Illinois didn’t get into this deep hole overnight. We’ve seen years and years and years of mismanagement, including doing things like making the structural deficit worse by using temporary revenue streams for permanent programs.

…Adding… Related…

* Advocates want $246M for developmental disability services in Illinois: Providers say direct support professionals should receive 150% of the state’s minimum wage. The decision could affect more than 30,000 direct support professionals and any future workers in the field. “If we do not recruit and hire DSPs, train them, we will no longer have the supports needed to continue to support intellectual and developmental disabilities in the state of Illinois,” said Helen Blackburn, VRS executive director of Centerstone. Blackburn started as a DSP in Southern Illinois 20 years ago. She said there was never a question of whether or not that could be a career.
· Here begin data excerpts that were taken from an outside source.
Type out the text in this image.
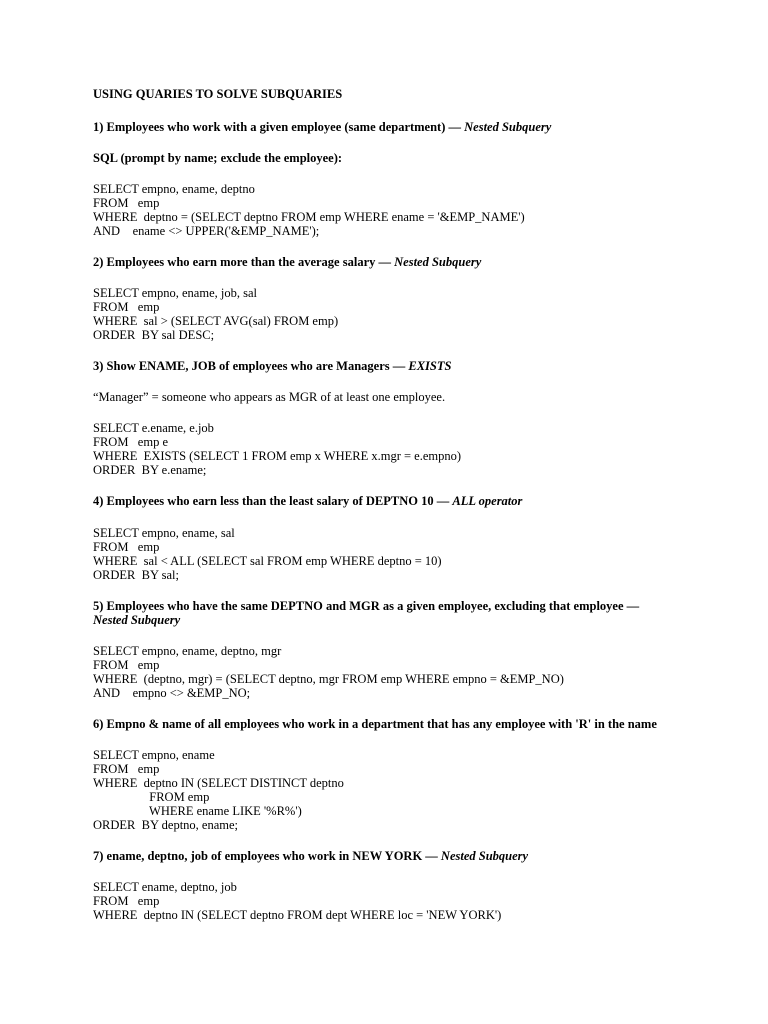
USING QUARIES TO SOLVE SUBQUARIES
1) Employees who work with a given employee (same department) — Nested Subquery
SQL (prompt by name; exclude the employee):
SELECT empno, ename, deptno
FROM   emp
WHERE  deptno = (SELECT deptno FROM emp WHERE ename = '&EMP_NAME')
AND    ename <> UPPER('&EMP_NAME');
2) Employees who earn more than the average salary — Nested Subquery
SELECT empno, ename, job, sal
FROM   emp
WHERE  sal > (SELECT AVG(sal) FROM emp)
ORDER  BY sal DESC;
3) Show ENAME, JOB of employees who are Managers — EXISTS
“Manager” = someone who appears as MGR of at least one employee.
SELECT e.ename, e.job
FROM   emp e
WHERE  EXISTS (SELECT 1 FROM emp x WHERE x.mgr = e.empno)
ORDER  BY e.ename;
4) Employees who earn less than the least salary of DEPTNO 10 — ALL operator
SELECT empno, ename, sal
FROM   emp
WHERE  sal < ALL (SELECT sal FROM emp WHERE deptno = 10)
ORDER  BY sal;
5) Employees who have the same DEPTNO and MGR as a given employee, excluding that employee —
Nested Subquery
SELECT empno, ename, deptno, mgr
FROM   emp
WHERE  (deptno, mgr) = (SELECT deptno, mgr FROM emp WHERE empno = &EMP_NO)
AND    empno <> &EMP_NO;
6) Empno & name of all employees who work in a department that has any employee with 'R' in the name
SELECT empno, ename
FROM   emp
WHERE  deptno IN (SELECT DISTINCT deptno
FROM emp
WHERE ename LIKE '%R%')
ORDER  BY deptno, ename;
7) ename, deptno, job of employees who work in NEW YORK — Nested Subquery
SELECT ename, deptno, job
FROM   emp
WHERE  deptno IN (SELECT deptno FROM dept WHERE loc = 'NEW YORK')
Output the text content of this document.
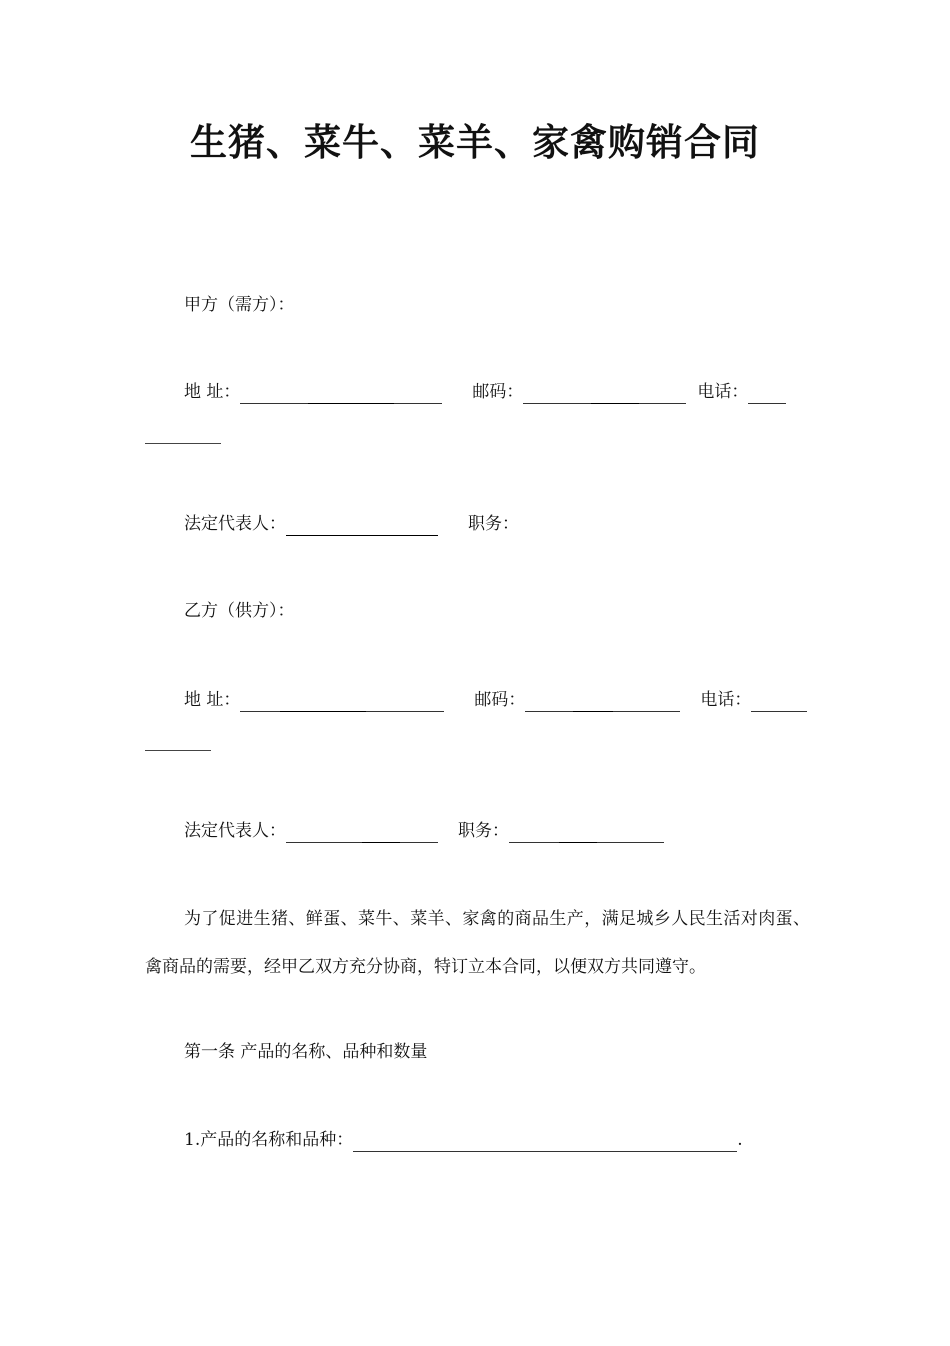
生猪、菜牛、菜羊、家禽购销合同
甲方（需方）：
地 址：	邮码：	电话：
法定代表人：	职务：
乙方（供方）：
地 址：	邮码：	电话：
法定代表人：	职务：
为了促进生猪、鲜蛋、菜牛、菜羊、家禽的商品生产，满足城乡人民生活对肉蛋、禽商品的需要，经甲乙双方充分协商，特订立本合同，以便双方共同遵守。
第一条 产品的名称、品种和数量
1.产品的名称和品种：	.
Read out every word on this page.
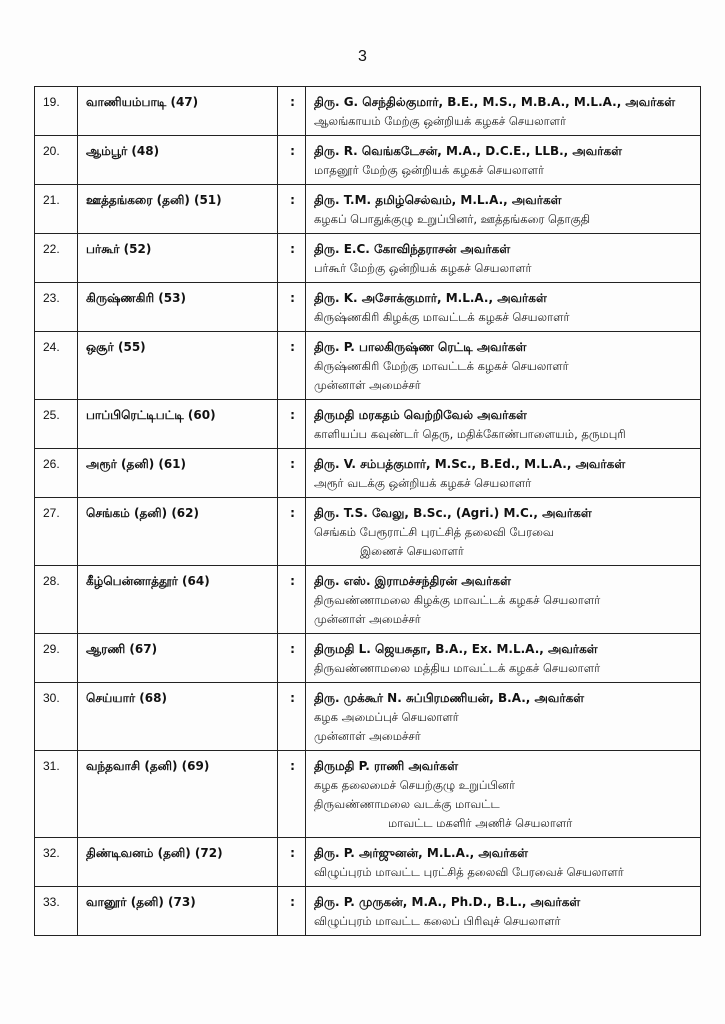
3
19.	வாணியம்பாடி (47)	:	திரு. G. செந்தில்குமார், B.E., M.S., M.B.A., M.L.A., அவர்கள்
ஆலங்காயம் மேற்கு ஒன்றியக் கழகச் செயலாளர்

20.	ஆம்பூர் (48)	:	திரு. R. வெங்கடேசன், M.A., D.C.E., LLB., அவர்கள்
மாதனூர் மேற்கு ஒன்றியக் கழகச் செயலாளர்

21.	ஊத்தங்கரை (தனி) (51)	:	திரு. T.M. தமிழ்செல்வம், M.L.A., அவர்கள்
கழகப் பொதுக்குழு உறுப்பினர், ஊத்தங்கரை தொகுதி

22.	பர்கூர் (52)	:	திரு. E.C. கோவிந்தராசன் அவர்கள்
பர்கூர் மேற்கு ஒன்றியக் கழகச் செயலாளர்

23.	கிருஷ்ணகிரி (53)	:	திரு. K. அசோக்குமார், M.L.A., அவர்கள்
கிருஷ்ணகிரி கிழக்கு மாவட்டக் கழகச் செயலாளர்

24.	ஒசூர் (55)	:	திரு. P. பாலகிருஷ்ண ரெட்டி அவர்கள்
கிருஷ்ணகிரி மேற்கு மாவட்டக் கழகச் செயலாளர்
முன்னாள் அமைச்சர்

25.	பாப்பிரெட்டிபட்டி (60)	:	திருமதி மரகதம் வெற்றிவேல் அவர்கள்
காளியப்ப கவுண்டர் தெரு, மதிக்கோண்பாளையம், தருமபுரி

26.	அரூர் (தனி) (61)	:	திரு. V. சம்பத்குமார், M.Sc., B.Ed., M.L.A., அவர்கள்
அரூர் வடக்கு ஒன்றியக் கழகச் செயலாளர்

27.	செங்கம் (தனி) (62)	:	திரு. T.S. வேலு, B.Sc., (Agri.) M.C., அவர்கள்
செங்கம் பேரூராட்சி புரட்சித் தலைவி பேரவை
இணைச் செயலாளர்

28.	கீழ்பென்னாத்தூர் (64)	:	திரு. எஸ். இராமச்சந்திரன் அவர்கள்
திருவண்ணாமலை கிழக்கு மாவட்டக் கழகச் செயலாளர்
முன்னாள் அமைச்சர்

29.	ஆரணி (67)	:	திருமதி L. ஜெயசுதா, B.A., Ex. M.L.A., அவர்கள்
திருவண்ணாமலை மத்திய மாவட்டக் கழகச் செயலாளர்

30.	செய்யார் (68)	:	திரு. முக்கூர் N. சுப்பிரமணியன், B.A., அவர்கள்
கழக அமைப்புச் செயலாளர்
முன்னாள் அமைச்சர்

31.	வந்தவாசி (தனி) (69)	:	திருமதி P. ராணி அவர்கள்
கழக தலைமைச் செயற்குழு உறுப்பினர்
திருவண்ணாமலை வடக்கு மாவட்ட
மாவட்ட மகளிர் அணிச் செயலாளர்

32.	திண்டிவனம் (தனி) (72)	:	திரு. P. அர்ஜுனன், M.L.A., அவர்கள்
விழுப்புரம் மாவட்ட புரட்சித் தலைவி பேரவைச் செயலாளர்

33.	வானூர் (தனி) (73)	:	திரு. P. முருகன், M.A., Ph.D., B.L., அவர்கள்
விழுப்புரம் மாவட்ட கலைப் பிரிவுச் செயலாளர்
But with wages so low in 2022, Blackburn said it’s difficult for anyone to make ends meet.

posted by Rich Miller
Thursday, Mar 10, 22 @ 8:50 am

Comments

  1. No comments? lol

    Comment by Rich Miller Thursday, Mar 10, 22 @ 12:57 pm

  2. Evans has a point. No tax breaks for anyone at least until the state satisfies the Ligas decree.

    Comment by NonAFSCMEStateEmployeeFromChatham Thursday, Mar 10, 22 @ 12:59 pm

  3. I wonder how many DSP employees in CILAs or intermediate care residential locations make much more than the current state minimum wage. Is the request for funding just to keep pace with the minimum wage increasing, currently $12. There is a perpetual revolving door of staff in these jobs, so yes $18 per hour (150% of minimum wage) is needed to slow that turnover. This is a worry for the quality of care my loved one receives. Also, this work is incredibly hard. We can’t keep relying on the employee who views this work as a “calling” to hold this system up.

    Comment by Johnnie F. Thursday, Mar 10, 22 @ 2:11 pm

  4. I spent 11 years working as a DSP at a private facility. Morale is rock bottom and workers come in and out of a revolving door. Every year, our “annual bonus” was a letter from the CEO stating how valuable we were but that, unfortunately, there wouldn’t be any pay increases that year.
    As a teacher, I now make more than three times what I made as a DSP. It’s not that I make much as a teacher, it’s that I made so little as a DSP.
    The state must address this - yesterday.

    Comment by Proud Papa Bear Thursday, Mar 10, 22 @ 2:41 pm

  5. Whoever wrote that article either doesn’t understand the difference between temporary and permanent revenue streams or is willfully trying to obscure it. ARPA dollars are federal pandemic relief dollars - that is a temporary revenue stream. The surplus money that the Governor wants to spend on one time tax relief isn’t a temporary revenue stream - it comes from increased personal and corporate income taxes. And we never know how those might look year to year. If our standard for creating or increasing funds to an ongoing program is only if we have the money in perpetuity we will never have any new programs. I’m sure one Party is fine with that but the other shouldn’t be and in fact isn’t.